Gold prices slipped by 0.52% to settle at 1,53,152, as easing geopolitical tensions reduced safe-haven demand. Optimism around a potential U.S.-Iran peace deal, along with comments from Donald Trump suggesting the conflict may be nearing an end, weighed on prices. Softer oil prices have also helped ease inflation concerns, reinforcing expectations that the Federal Reserve may hold rates steady in the near term. However, underlying support for gold remains intact. U.S. inflation data showed prices rising at the fastest pace in nearly four years, keeping uncertainty around future rate decisions alive. At the same time, central bank demand continues to be a key pillar, with China extending its gold purchases for the 17th consecutive month. According to the World Gold Council, global central banks remained net buyers in early 2026, highlighting sustained institutional interest. Physical demand trends are mixed. In India, buying interest has picked up slightly ahead of the upcoming festival season, although elevated prices are limiting aggressive purchases. In contrast, China has seen softer retail demand, reflected in narrowing premiums. Technically, the market is witnessing fresh selling pressure, with open interest rising by 2.73%. Gold has immediate support at 1,52,390, with further downside toward 1,51,630. On the upside, resistance is seen at 1,54,450, and a move above this level could push prices toward 1,55,750.

Trading Ideas:

* Gold trading range for the day is 151265-157175.

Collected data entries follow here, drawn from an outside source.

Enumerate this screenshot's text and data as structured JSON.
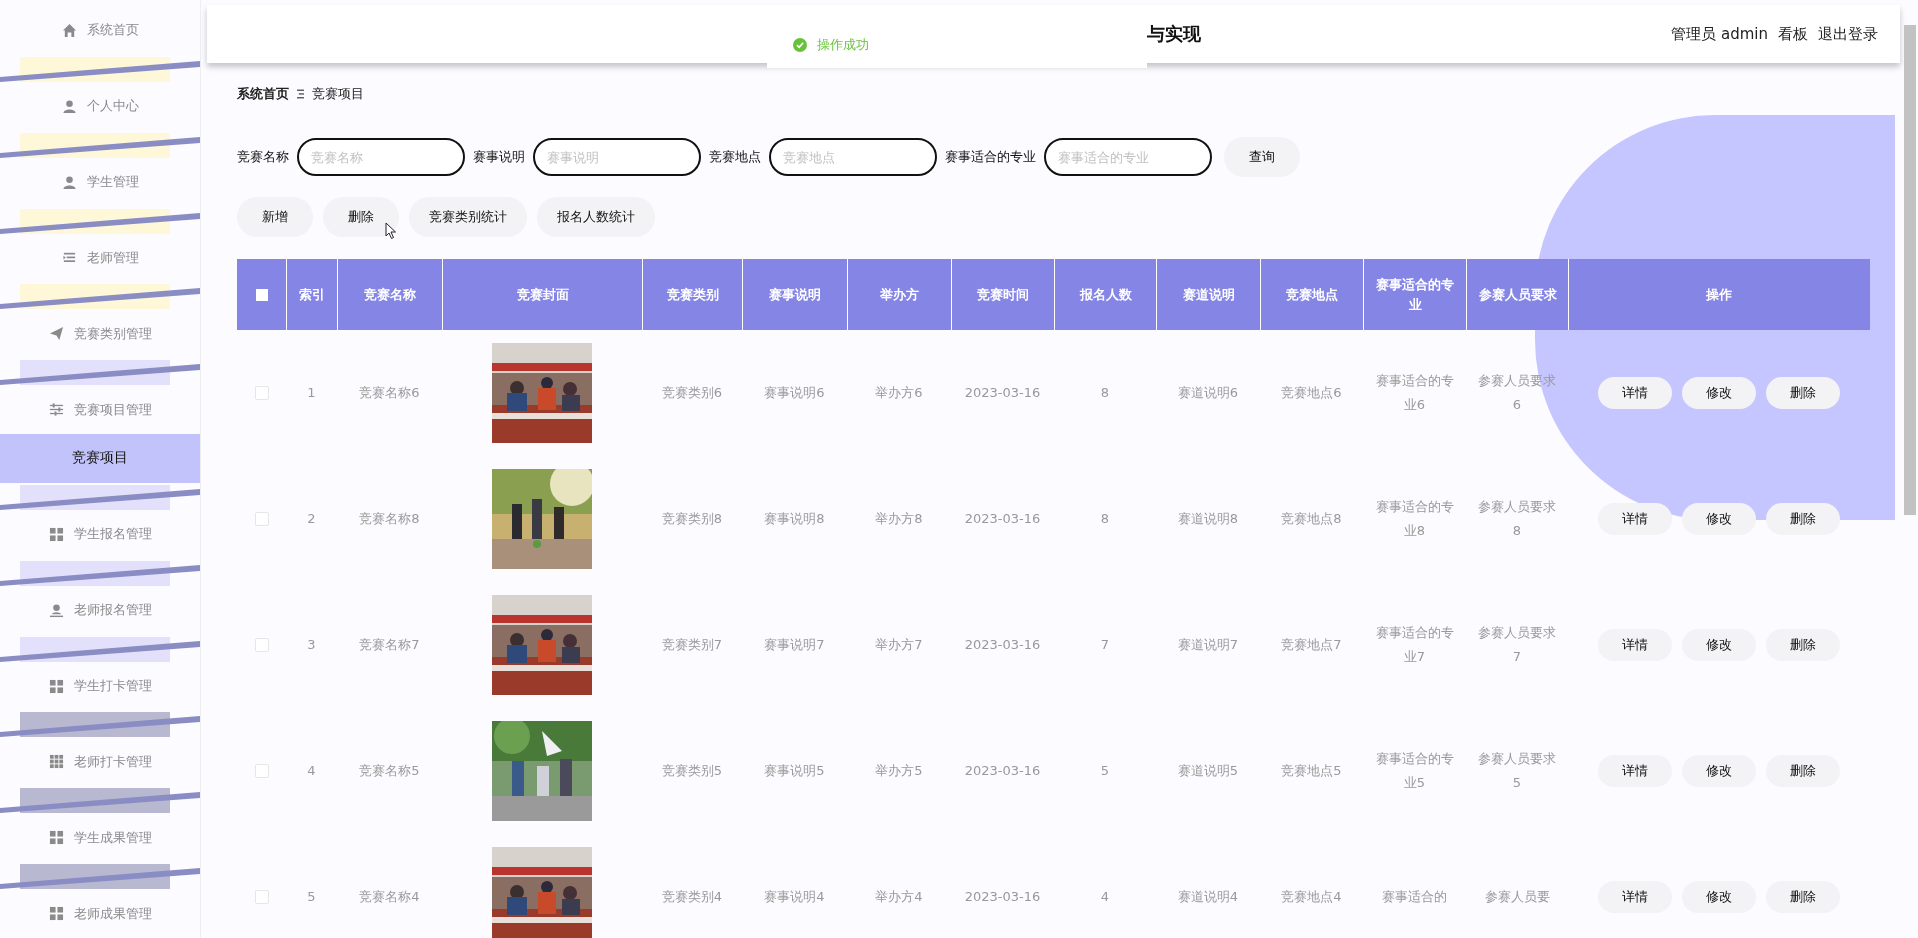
{
  "sidebar": {
    "items": [
      {
        "label": "系统首页",
        "selected": false
      },
      {
        "label": "个人中心",
        "selected": false
      },
      {
        "label": "学生管理",
        "selected": false
      },
      {
        "label": "老师管理",
        "selected": false
      },
      {
        "label": "竞赛类别管理",
        "selected": false
      },
      {
        "label": "竞赛项目管理",
        "selected": false,
        "expanded": true,
        "children": [
          {
            "label": "竞赛项目",
            "selected": true
          }
        ]
      },
      {
        "label": "学生报名管理",
        "selected": false
      },
      {
        "label": "老师报名管理",
        "selected": false
      },
      {
        "label": "学生打卡管理",
        "selected": false
      },
      {
        "label": "老师打卡管理",
        "selected": false
      },
      {
        "label": "学生成果管理",
        "selected": false
      },
      {
        "label": "老师成果管理",
        "selected": false
      }
    ]
  },
  "topbar": {
    "title": "与实现",
    "user": "管理员 admin",
    "links": [
      "看板",
      "退出登录"
    ]
  },
  "toast": {
    "message": "操作成功"
  },
  "breadcrumb": [
    "系统首页",
    "竞赛项目"
  ],
  "search": {
    "fields": [
      {
        "label": "竞赛名称",
        "placeholder": "竞赛名称"
      },
      {
        "label": "赛事说明",
        "placeholder": "赛事说明"
      },
      {
        "label": "竞赛地点",
        "placeholder": "竞赛地点"
      },
      {
        "label": "赛事适合的专业",
        "placeholder": "赛事适合的专业"
      }
    ],
    "button": "查询"
  },
  "actions": [
    "新增",
    "删除",
    "竞赛类别统计",
    "报名人数统计"
  ],
  "table": {
    "select_all": {
      "checked": false
    },
    "columns": [
      "索引",
      "竞赛名称",
      "竞赛封面",
      "竞赛类别",
      "赛事说明",
      "举办方",
      "竞赛时间",
      "报名人数",
      "赛道说明",
      "竞赛地点",
      "赛事适合的专业",
      "参赛人员要求",
      "操作"
    ],
    "rows": [
      {
        "checked": false,
        "index": "1",
        "name": "竞赛名称6",
        "cover": {
          "kind": "picture"
        },
        "category": "竞赛类别6",
        "description": "赛事说明6",
        "organizer": "举办方6",
        "date": "2023-03-16",
        "count": "8",
        "track": "赛道说明6",
        "location": "竞赛地点6",
        "major": "赛事适合的专业6",
        "requirement": "参赛人员要求6",
        "buttons": [
          "详情",
          "修改",
          "删除"
        ]
      },
      {
        "checked": false,
        "index": "2",
        "name": "竞赛名称8",
        "cover": {
          "kind": "picture"
        },
        "category": "竞赛类别8",
        "description": "赛事说明8",
        "organizer": "举办方8",
        "date": "2023-03-16",
        "count": "8",
        "track": "赛道说明8",
        "location": "竞赛地点8",
        "major": "赛事适合的专业8",
        "requirement": "参赛人员要求8",
        "buttons": [
          "详情",
          "修改",
          "删除"
        ]
      },
      {
        "checked": false,
        "index": "3",
        "name": "竞赛名称7",
        "cover": {
          "kind": "picture"
        },
        "category": "竞赛类别7",
        "description": "赛事说明7",
        "organizer": "举办方7",
        "date": "2023-03-16",
        "count": "7",
        "track": "赛道说明7",
        "location": "竞赛地点7",
        "major": "赛事适合的专业7",
        "requirement": "参赛人员要求7",
        "buttons": [
          "详情",
          "修改",
          "删除"
        ]
      },
      {
        "checked": false,
        "index": "4",
        "name": "竞赛名称5",
        "cover": {
          "kind": "picture"
        },
        "category": "竞赛类别5",
        "description": "赛事说明5",
        "organizer": "举办方5",
        "date": "2023-03-16",
        "count": "5",
        "track": "赛道说明5",
        "location": "竞赛地点5",
        "major": "赛事适合的专业5",
        "requirement": "参赛人员要求5",
        "buttons": [
          "详情",
          "修改",
          "删除"
        ]
      },
      {
        "checked": false,
        "index": "5",
        "name": "竞赛名称4",
        "cover": {
          "kind": "picture"
        },
        "category": "竞赛类别4",
        "description": "赛事说明4",
        "organizer": "举办方4",
        "date": "2023-03-16",
        "count": "4",
        "track": "赛道说明4",
        "location": "竞赛地点4",
        "major": "赛事适合的",
        "requirement": "参赛人员要",
        "buttons": [
          "详情",
          "修改",
          "删除"
        ]
      }
    ]
  }
}
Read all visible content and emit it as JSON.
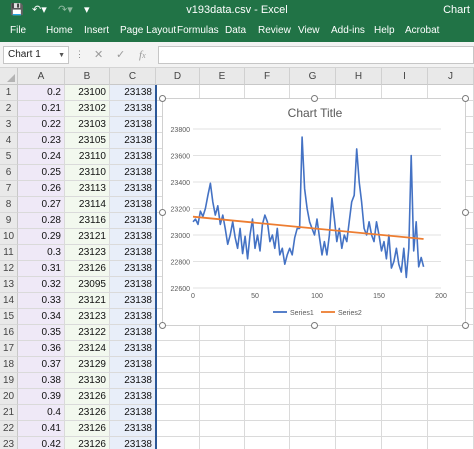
{
  "titlebar": {
    "title": "v193data.csv  -  Excel",
    "context_tab": "Chart"
  },
  "ribbon": {
    "tabs": [
      "File",
      "Home",
      "Insert",
      "Page Layout",
      "Formulas",
      "Data",
      "Review",
      "View",
      "Add-ins",
      "Help",
      "Acrobat"
    ]
  },
  "formula_bar": {
    "name_box": "Chart 1",
    "formula": ""
  },
  "columns": [
    "A",
    "B",
    "C",
    "D",
    "E",
    "F",
    "G",
    "H",
    "I",
    "J"
  ],
  "rows": [
    {
      "n": "1",
      "a": "0.2",
      "b": "23100",
      "c": "23138"
    },
    {
      "n": "2",
      "a": "0.21",
      "b": "23102",
      "c": "23138"
    },
    {
      "n": "3",
      "a": "0.22",
      "b": "23103",
      "c": "23138"
    },
    {
      "n": "4",
      "a": "0.23",
      "b": "23105",
      "c": "23138"
    },
    {
      "n": "5",
      "a": "0.24",
      "b": "23110",
      "c": "23138"
    },
    {
      "n": "6",
      "a": "0.25",
      "b": "23110",
      "c": "23138"
    },
    {
      "n": "7",
      "a": "0.26",
      "b": "23113",
      "c": "23138"
    },
    {
      "n": "8",
      "a": "0.27",
      "b": "23114",
      "c": "23138"
    },
    {
      "n": "9",
      "a": "0.28",
      "b": "23116",
      "c": "23138"
    },
    {
      "n": "10",
      "a": "0.29",
      "b": "23121",
      "c": "23138"
    },
    {
      "n": "11",
      "a": "0.3",
      "b": "23123",
      "c": "23138"
    },
    {
      "n": "12",
      "a": "0.31",
      "b": "23126",
      "c": "23138"
    },
    {
      "n": "13",
      "a": "0.32",
      "b": "23095",
      "c": "23138"
    },
    {
      "n": "14",
      "a": "0.33",
      "b": "23121",
      "c": "23138"
    },
    {
      "n": "15",
      "a": "0.34",
      "b": "23123",
      "c": "23138"
    },
    {
      "n": "16",
      "a": "0.35",
      "b": "23122",
      "c": "23138"
    },
    {
      "n": "17",
      "a": "0.36",
      "b": "23124",
      "c": "23138"
    },
    {
      "n": "18",
      "a": "0.37",
      "b": "23129",
      "c": "23138"
    },
    {
      "n": "19",
      "a": "0.38",
      "b": "23130",
      "c": "23138"
    },
    {
      "n": "20",
      "a": "0.39",
      "b": "23126",
      "c": "23138"
    },
    {
      "n": "21",
      "a": "0.4",
      "b": "23126",
      "c": "23138"
    },
    {
      "n": "22",
      "a": "0.41",
      "b": "23126",
      "c": "23138"
    },
    {
      "n": "23",
      "a": "0.42",
      "b": "23126",
      "c": "23138"
    }
  ],
  "chart_data": {
    "type": "line",
    "title": "Chart Title",
    "xlabel": "",
    "ylabel": "",
    "xlim": [
      0,
      200
    ],
    "ylim": [
      22600,
      23800
    ],
    "x_ticks": [
      "0",
      "50",
      "100",
      "150",
      "200"
    ],
    "y_ticks": [
      "22600",
      "22800",
      "23000",
      "23200",
      "23400",
      "23600",
      "23800"
    ],
    "grid": true,
    "legend": "bottom",
    "series": [
      {
        "name": "Series1",
        "color": "#4472c4",
        "x": [
          0,
          2,
          4,
          6,
          8,
          10,
          12,
          14,
          16,
          18,
          20,
          22,
          24,
          26,
          28,
          30,
          32,
          34,
          36,
          38,
          40,
          42,
          44,
          46,
          48,
          50,
          52,
          54,
          56,
          58,
          60,
          62,
          64,
          66,
          68,
          70,
          72,
          74,
          76,
          78,
          80,
          82,
          84,
          86,
          88,
          90,
          92,
          94,
          96,
          98,
          100,
          102,
          104,
          106,
          108,
          110,
          112,
          114,
          116,
          118,
          120,
          122,
          124,
          126,
          128,
          130,
          132,
          134,
          136,
          138,
          140,
          142,
          144,
          146,
          148,
          150,
          152,
          154,
          156,
          158,
          160,
          162,
          164,
          166,
          168,
          170,
          172,
          174,
          176,
          178,
          180,
          182,
          184,
          186
        ],
        "values": [
          23100,
          23120,
          23080,
          23180,
          23140,
          23200,
          23300,
          23390,
          23250,
          23150,
          23220,
          23080,
          23150,
          23050,
          22930,
          23000,
          23100,
          22980,
          22900,
          23050,
          22860,
          22990,
          22820,
          23000,
          23120,
          22900,
          23000,
          22880,
          23080,
          23150,
          23100,
          22950,
          23000,
          22900,
          23050,
          22850,
          22900,
          22780,
          22850,
          22900,
          22850,
          22980,
          23050,
          23050,
          23740,
          23350,
          23200,
          23100,
          23050,
          23000,
          23120,
          22980,
          22850,
          22950,
          22850,
          23000,
          23280,
          23120,
          22950,
          23050,
          22900,
          23000,
          22950,
          23100,
          23250,
          23300,
          23650,
          23400,
          23250,
          23050,
          23000,
          23100,
          23000,
          22950,
          23100,
          23000,
          22880,
          22950,
          22820,
          23000,
          22750,
          22800,
          22900,
          22780,
          22720,
          22900,
          22680,
          22900,
          23600,
          22880,
          23100,
          22760,
          22830,
          22760
        ]
      },
      {
        "name": "Series2",
        "color": "#ed7d31",
        "x": [
          0,
          186
        ],
        "values": [
          23138,
          22970
        ]
      }
    ]
  }
}
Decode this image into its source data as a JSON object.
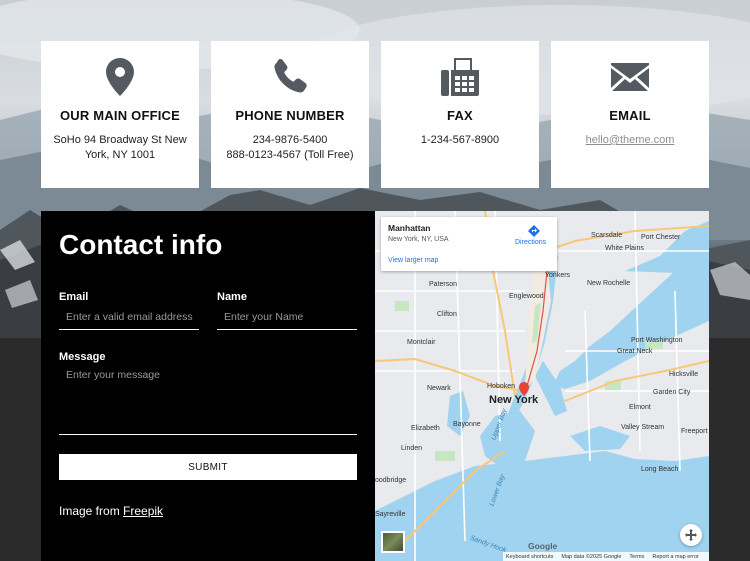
{
  "cards": [
    {
      "icon": "map-pin-icon",
      "title": "OUR MAIN OFFICE",
      "lines": [
        "SoHo 94 Broadway St New",
        "York, NY 1001"
      ]
    },
    {
      "icon": "phone-icon",
      "title": "PHONE NUMBER",
      "lines": [
        "234-9876-5400",
        "888-0123-4567 (Toll Free)"
      ]
    },
    {
      "icon": "fax-icon",
      "title": "FAX",
      "lines": [
        "1-234-567-8900"
      ]
    },
    {
      "icon": "envelope-icon",
      "title": "EMAIL",
      "lines": [
        "hello@theme.com"
      ]
    }
  ],
  "contact": {
    "title": "Contact info",
    "email_label": "Email",
    "email_placeholder": "Enter a valid email address",
    "name_label": "Name",
    "name_placeholder": "Enter your Name",
    "message_label": "Message",
    "message_placeholder": "Enter your message",
    "submit_label": "SUBMIT",
    "credit_prefix": "Image from",
    "credit_link": "Freepik"
  },
  "map": {
    "place_name": "Manhattan",
    "place_address": "New York, NY, USA",
    "directions_label": "Directions",
    "larger_map_label": "View larger map",
    "city_label": "New York",
    "labels": {
      "yonkers": "Yonkers",
      "paterson": "Paterson",
      "englewood": "Englewood",
      "clifton": "Clifton",
      "montclair": "Montclair",
      "newark": "Newark",
      "hoboken": "Hoboken",
      "elizabeth": "Elizabeth",
      "bayonne": "Bayonne",
      "linden": "Linden",
      "scarsdale": "Scarsdale",
      "port_chester": "Port Chester",
      "white_plains": "White Plains",
      "new_rochelle": "New Rochelle",
      "great_neck": "Great Neck",
      "port_washington": "Port Washington",
      "hicksville": "Hicksville",
      "garden_city": "Garden City",
      "elmont": "Elmont",
      "valley_stream": "Valley Stream",
      "freeport": "Freeport",
      "long_beach": "Long Beach",
      "woodbridge": "oodbridge",
      "sayreville": "Sayreville",
      "lower_bay": "Lower Bay",
      "upper_bay": "Upper Bay",
      "sandy_hook": "Sandy Hook",
      "google": "Google"
    },
    "footer": [
      "Keyboard shortcuts",
      "Map data ©2025 Google",
      "Terms",
      "Report a map error"
    ]
  },
  "colors": {
    "card_bg": "#ffffff",
    "panel_bg": "#000000",
    "icon_gray": "#555a60",
    "map_water": "#9fd3ef",
    "map_land": "#e8eaed"
  }
}
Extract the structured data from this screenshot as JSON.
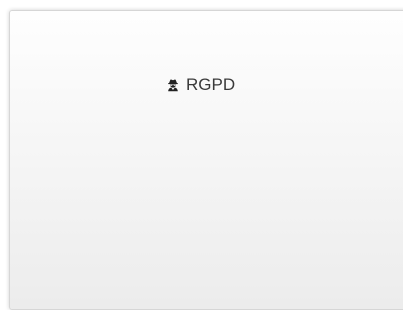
{
  "panel": {
    "title": "RGPD",
    "icon": "user-secret-icon"
  }
}
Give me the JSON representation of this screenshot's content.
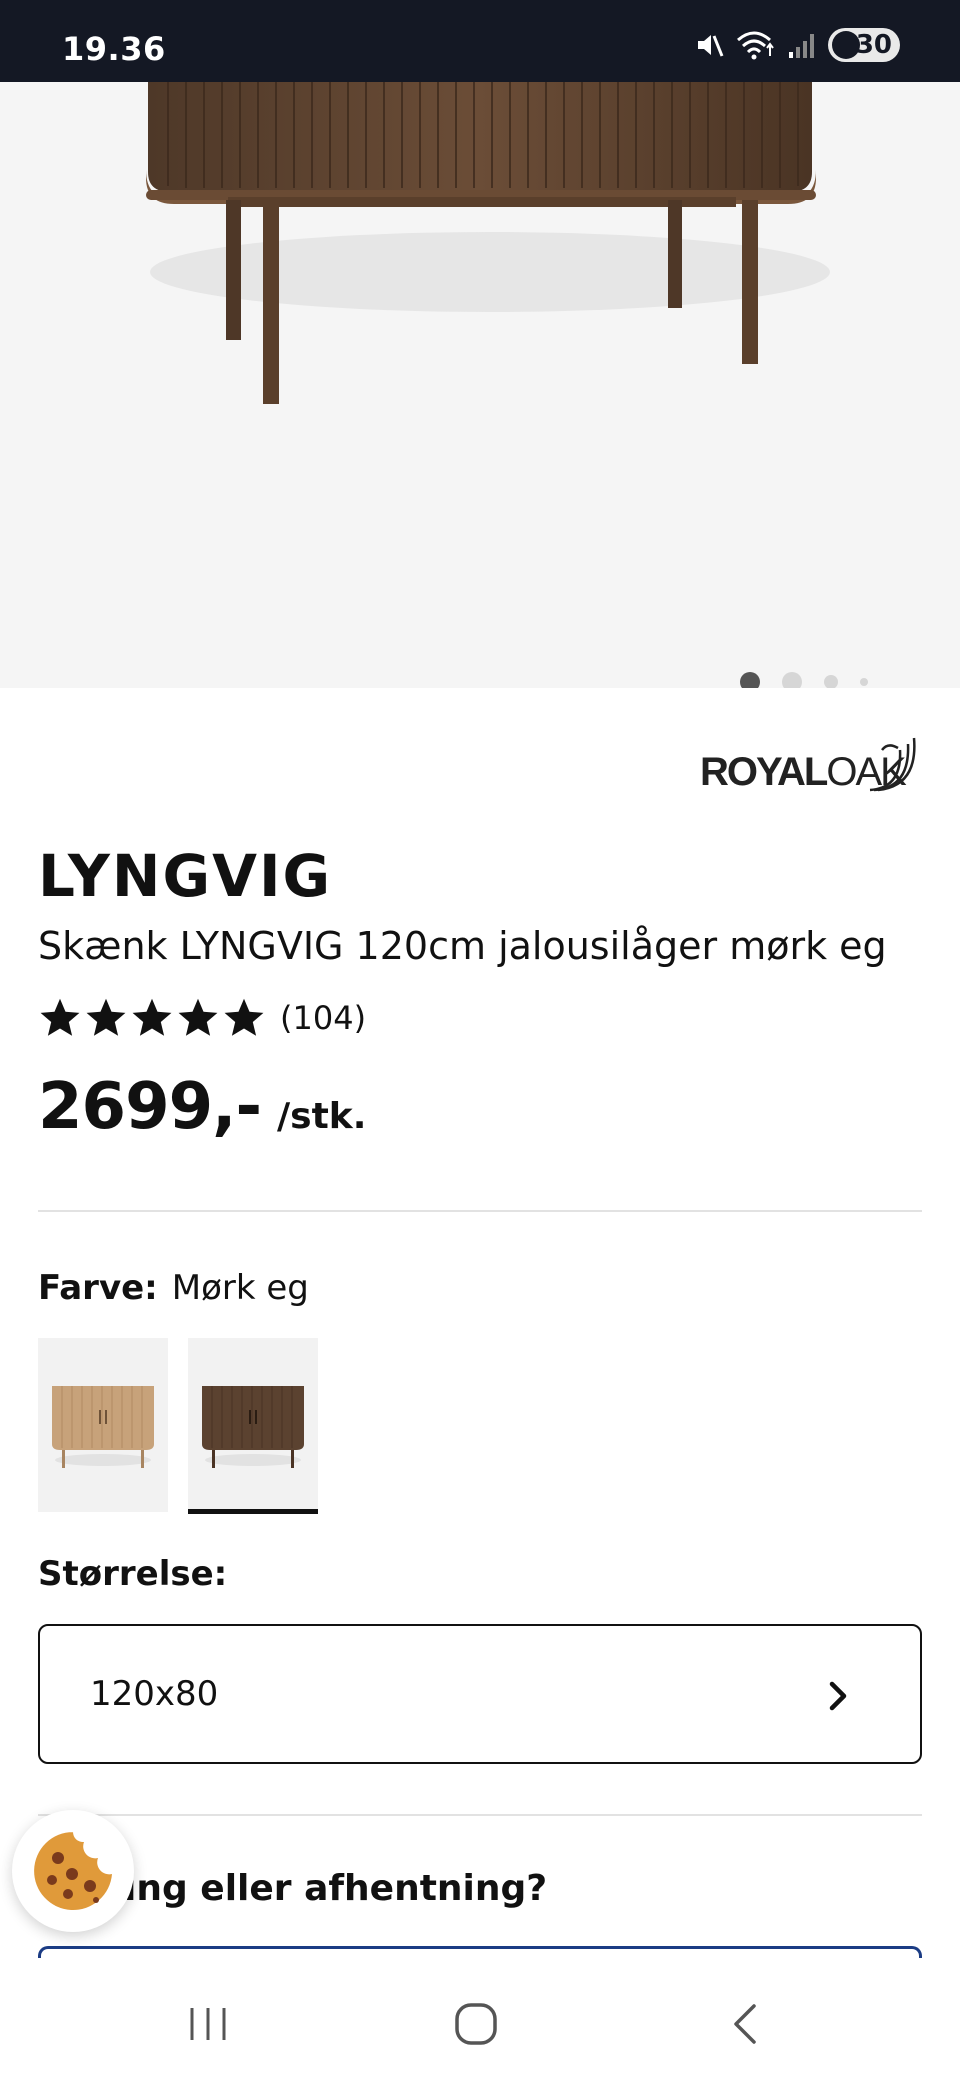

* Gold jumped as Iran reopened the Strait of Hormuz, easing global inflation fears

* Support also seen amid expectations that a more lasting US–Iran agreement could reduce inflation risks, limit central bank tightening.

* US President Trump stated that the US naval blockade “will remain in full force” until a comprehensive agreement is reached.

 

 

Silver

Silver prices fell sharply by 1.24% to settle at 2,48,628, as improving sentiment around a potential resolution to the US-Iran conflict reduced safe-haven demand. Reports suggesting a possible ceasefire extension to allow further negotiations have eased market concerns, weighing on bullion prices. On the macro front, comments from Alberto Musalem indicated that current interest rate levels are likely to remain unchanged for some time, despite ongoing supply-side inflation risks. U.S. economic data presented a mixed picture—manufacturing output unexpectedly declined in March, while jobless claims dropped to 207,000, pointing to continued resilience in the labor market. These factors have kept expectations around monetary policy steady, limiting strong directional moves in silver. From a supply perspective, global inventories remain comfortable. Holdings in London vaults rose slightly to 27,487 tonnes at the end of March, reflecting adequate physical availability and capping any sharp upside. Technically, the market is witnessing fresh selling pressure, with open interest rising by 2.24%, indicating the build-up of short positions. Silver has immediate support at 2,45,935, and a break below this level could lead to further downside toward 2,43,240. On the upside, resistance is seen at 2,53,530, and a sustained move above this level could push prices toward 2,58,430.

Trading Ideas:

* Silver trading range for the day is 242545-269045.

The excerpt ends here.